IMPORTANCE OF HETEROCYST IN NITROGEN FIXATION

Heterocyst

• Many of the Blue Green Algae (BGA) have the power of Nitrogen fixation, and for this nature has provided them a very special enlarged cell, which is called as Heterocyst (Hetero - different; Cyst - swollen and encapsulated cell).
• Heterocyst is the site for Cyanobacterial Nitrogen Fixation which is an enlarged cell, and may be present terminally or intercalary in the Filamentous cyanobacterial cell.
• Heterocyst is very much enlarged than its other body cells (Vegetative cells).
• Heterocysts are terminally differentiated cells that form in a semi-regular pattern in filaments starved for a source of fixed nitrogen. These cells, occurring about every 10 - 15 cells in a filament are evident by differences in structure compared to Vegetative cells. 

Figure – 1: Heterocyst and Vegetative cells in BGA 

• Heterocysts typically somewhat larger than Vegetative cells with a thicker cell envelope.
• The Heterocyst is made up of three different cell wall layers - the outer fibrous and middle homogenous layers are made up of Non-cellulose polysaccharide. Whereas, the inner laminated layer is made up of Glycolipids.
• Cyanobacterial cells, including Heterocysts have a Gram negative peptidoglycan cell wall with an outer bilayer membrane.  However, the peptidoglycan layer in cyanobacteria is thicker than is typical of Gram negative bacteria and has the cross-linking and covalently linked polysaccharides that are characteristic of the walls of Gram-positive cells.
• Heterocysts have additional thick layers external to the cell wall, not present in Vegetative cells, that limit the diffusion of gases into these cells.

Factors controlling Heterocyst formation in BGA

• The production of Heterocyst increases in the conditions of low light intensity and increase in the amount of Phosphate in the medium.
• Heterocyst formation depends upon the availability of Carbon intermediaries and ATP.
• The formation of Heterocyst is inversely related to Nitrogen concentration.

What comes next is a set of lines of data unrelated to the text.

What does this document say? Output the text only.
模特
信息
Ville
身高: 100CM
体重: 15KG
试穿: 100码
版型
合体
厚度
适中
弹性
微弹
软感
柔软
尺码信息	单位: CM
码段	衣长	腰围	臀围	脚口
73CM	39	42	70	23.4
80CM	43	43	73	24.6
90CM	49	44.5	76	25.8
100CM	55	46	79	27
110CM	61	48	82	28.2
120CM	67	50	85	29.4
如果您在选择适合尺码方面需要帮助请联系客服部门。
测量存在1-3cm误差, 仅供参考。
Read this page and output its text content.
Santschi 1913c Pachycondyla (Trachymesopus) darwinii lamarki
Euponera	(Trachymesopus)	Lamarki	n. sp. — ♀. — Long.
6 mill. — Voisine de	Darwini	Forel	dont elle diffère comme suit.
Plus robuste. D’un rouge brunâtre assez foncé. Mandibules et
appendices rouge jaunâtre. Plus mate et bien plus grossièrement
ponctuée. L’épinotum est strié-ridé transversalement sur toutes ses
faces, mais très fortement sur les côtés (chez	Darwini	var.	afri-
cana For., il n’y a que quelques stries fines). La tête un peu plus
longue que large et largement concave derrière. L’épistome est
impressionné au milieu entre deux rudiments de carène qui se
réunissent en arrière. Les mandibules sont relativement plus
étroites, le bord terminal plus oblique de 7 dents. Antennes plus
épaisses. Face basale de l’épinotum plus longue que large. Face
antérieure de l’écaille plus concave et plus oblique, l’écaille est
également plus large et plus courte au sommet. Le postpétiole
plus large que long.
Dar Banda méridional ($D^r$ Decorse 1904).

Heterocyst differentiation is inhibited in the presence of combined sources of Nitrogen (Nitrate and Ammonium nitrogen), but is induced in the presence of Nitrogen gas.
• Ammonium salts are among the most powerful inhibitors of Heterocysts.
• Formation of Heterocyst is also triggered by Molybdenum.
• Heterocyst formation shows a definite requirement for light. Red light favours heterocyst formation, whereas green and blue light do not. The effects of light seem to be mainly due to photosynthesis, although some effects may be morphogenetic.
• Heterocyst differentiation is Genetically controlled but its Phenotypic expression is dependent on growth conditions in the medium.

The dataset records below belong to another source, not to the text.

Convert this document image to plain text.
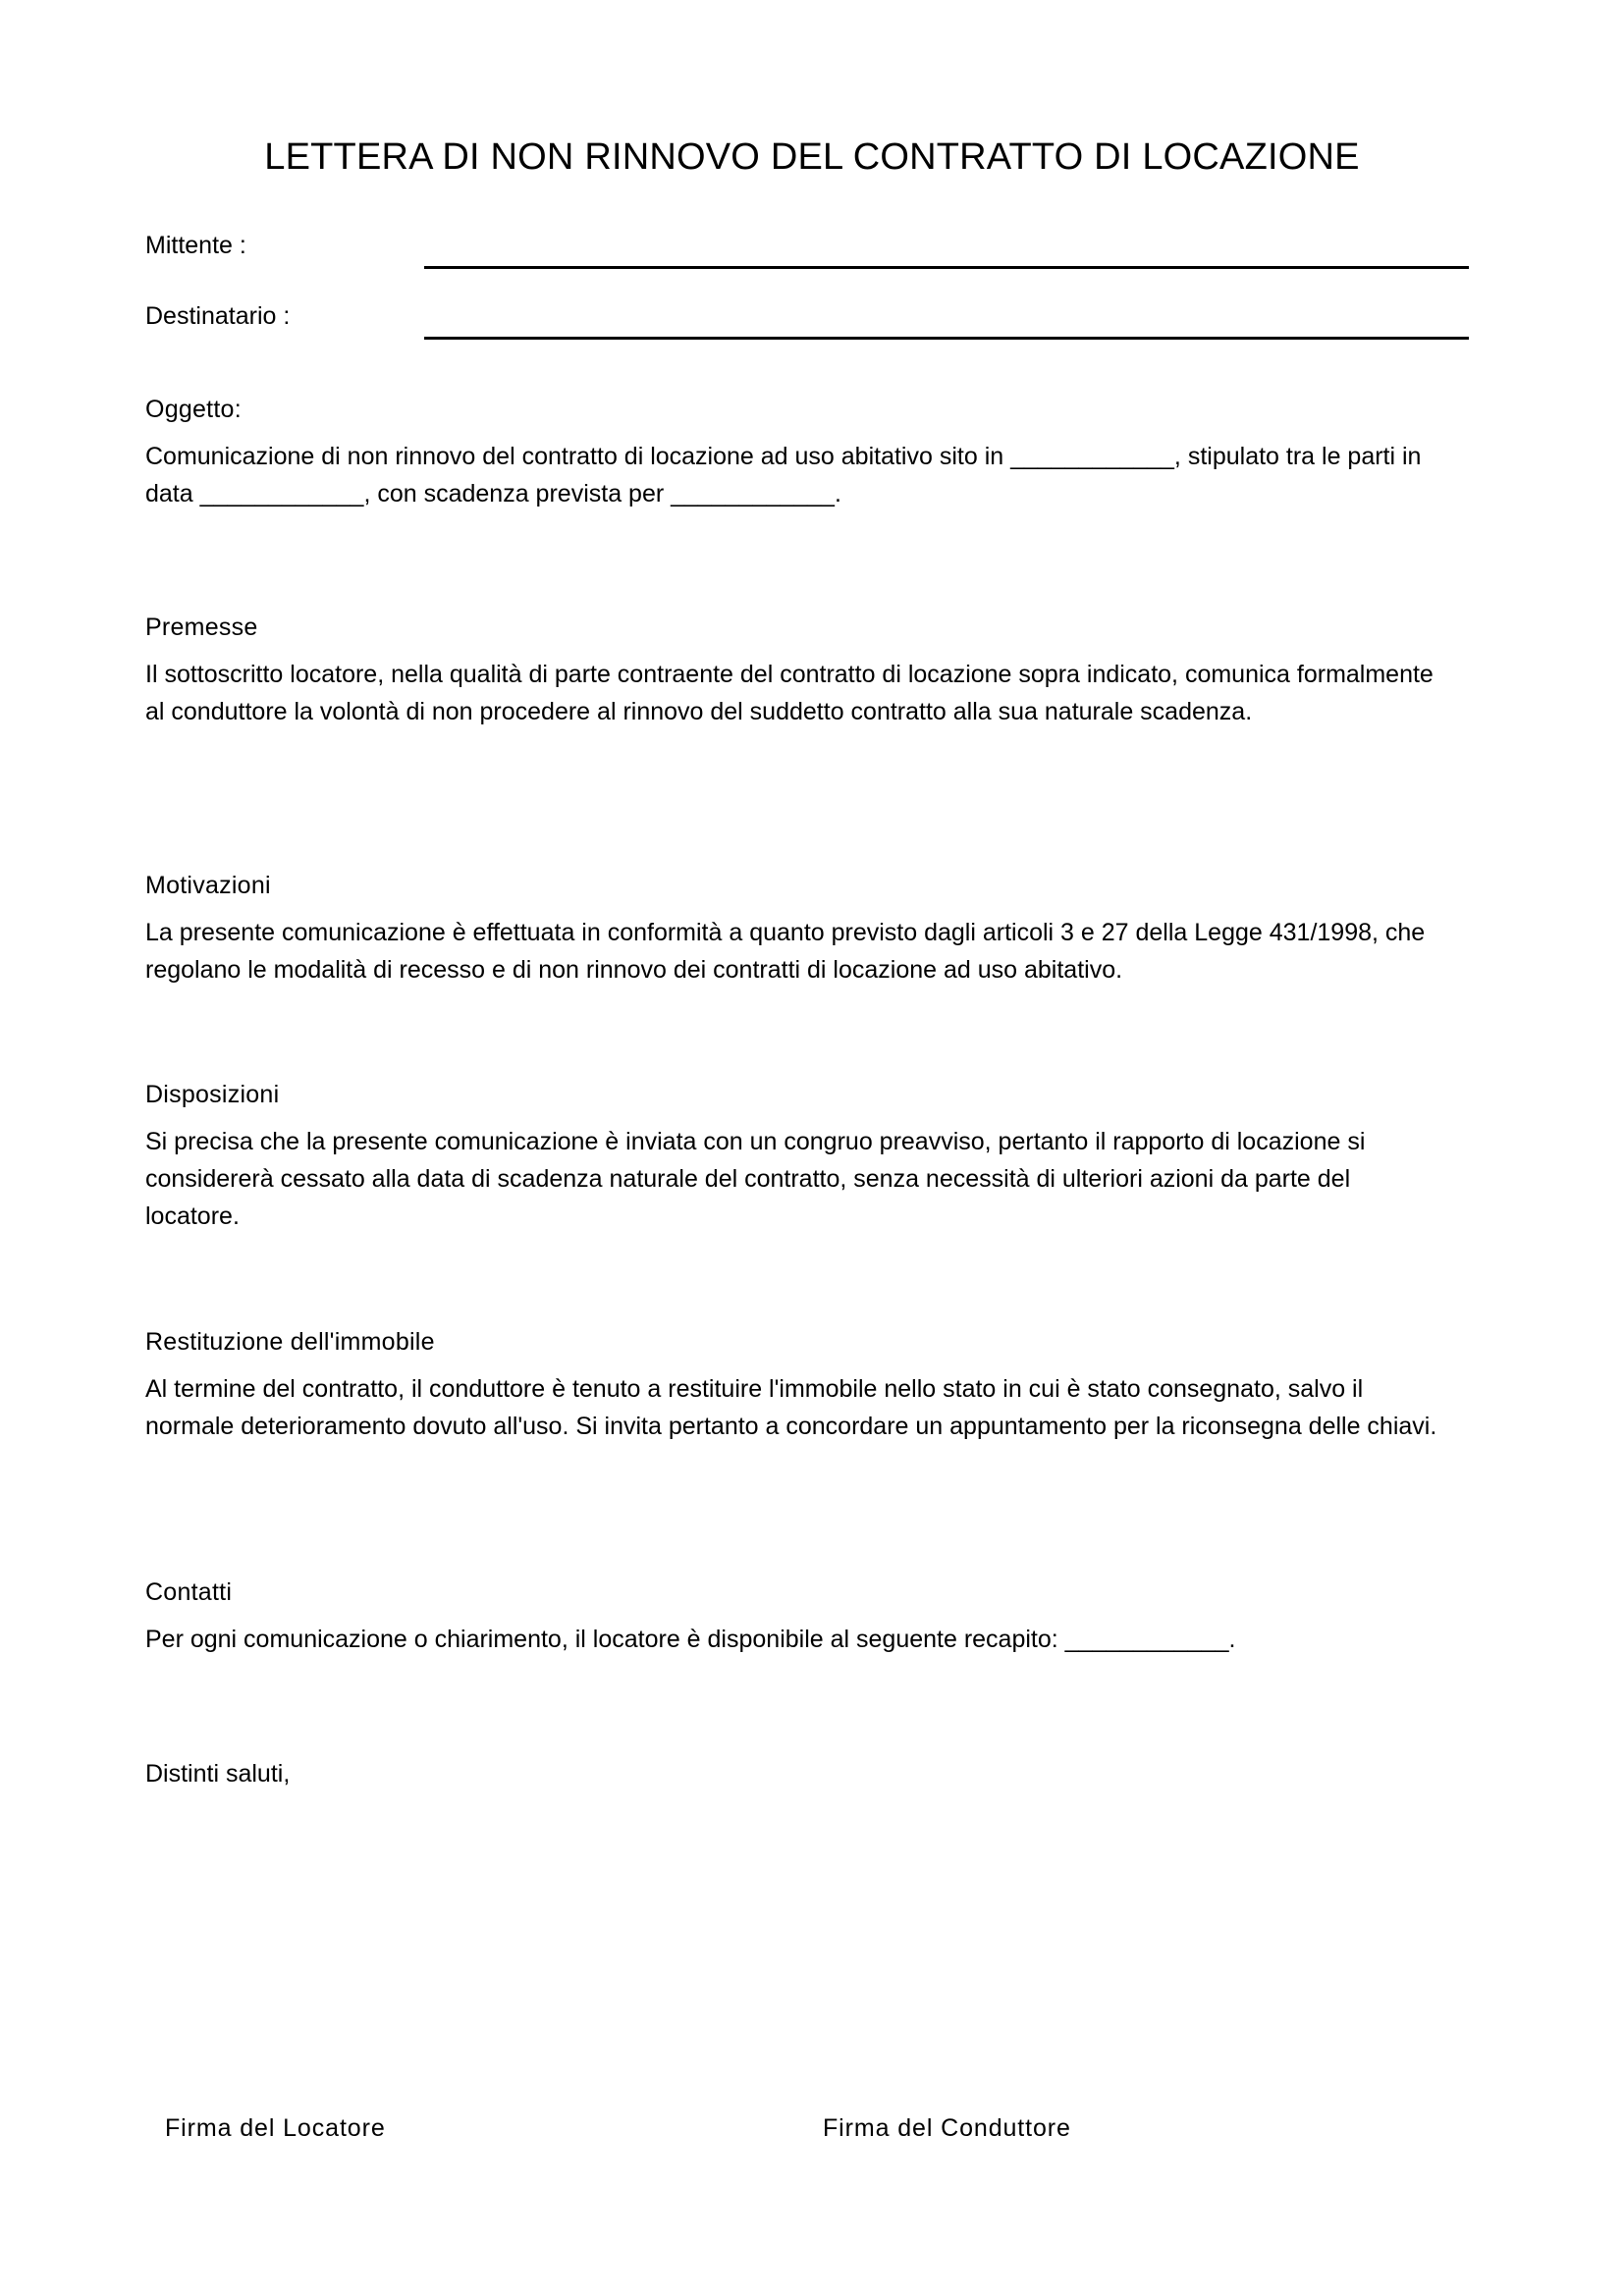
LETTERA DI NON RINNOVO DEL CONTRATTO DI LOCAZIONE
Mittente :
Destinatario :
Oggetto:

Comunicazione di non rinnovo del contratto di locazione ad uso abitativo sito in ____________, stipulato tra le parti in data ____________, con scadenza prevista per ____________.

Premesse

Il sottoscritto locatore, nella qualità di parte contraente del contratto di locazione sopra indicato, comunica formalmente al conduttore la volontà di non procedere al rinnovo del suddetto contratto alla sua naturale scadenza.

Motivazioni

La presente comunicazione è effettuata in conformità a quanto previsto dagli articoli 3 e 27 della Legge 431/1998, che regolano le modalità di recesso e di non rinnovo dei contratti di locazione ad uso abitativo.

Disposizioni

Si precisa che la presente comunicazione è inviata con un congruo preavviso, pertanto il rapporto di locazione si considererà cessato alla data di scadenza naturale del contratto, senza necessità di ulteriori azioni da parte del locatore.

Restituzione dell'immobile

Al termine del contratto, il conduttore è tenuto a restituire l'immobile nello stato in cui è stato consegnato, salvo il normale deterioramento dovuto all'uso. Si invita pertanto a concordare un appuntamento per la riconsegna delle chiavi.

Contatti

Per ogni comunicazione o chiarimento, il locatore è disponibile al seguente recapito: ____________.

Distinti saluti,
Firma del Locatore	Firma del Conduttore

Characteristic features of Heterocyst

• Heterocysts are found in many species of filamentous blue-green algae. They are cells of slightly larger size and with a more thickened wall than the vegetative cells.
• Structural details of the heterocyst are the presence of three additional wall layers, the absence of granules, sparse thylakoid network throughout, except at the poles where a dense coiling of membranes occurs.
• Heterocysts are Photosynthetically inactive.
• Peculiarities in the pigment composition of the heterocyst include an abundance of Carotenoids and absence of Phycobilins, and a short-wave form of Chlorophyll a.
• Studies with metabolic inhibitors have revealed the involvement of photosynthesis, respiration and protein synthesis in heterocyst formation. Photosynthesis provides carbon skeletons, whereas ATP is most probably supplied by oxidative metabolism.
• Heterocyst provides an Ananerobic environment for Nitrogen fixation. The mature Heterocysts contain no functional Photosystem II and cannot produce Oxygen. Instead, they contain only Photosystem I, which enables them to carry out Cyclic Photophosphorylation and ATP regeneration. These changes provide the appropriate conditions for the functioning of the Oxygen-sensitive Nitrogenase.
• In the process of Cyanobacterial Nitrogen Fixation, Hydrogen gas (H₂) is also evolved as a by-product and 40 % of it is recycled by the hup gene (Hydrogen uptake gene) whereas remaining 60 % Hydrogen gas can be used by biotechnologists as a source of future clean fuel.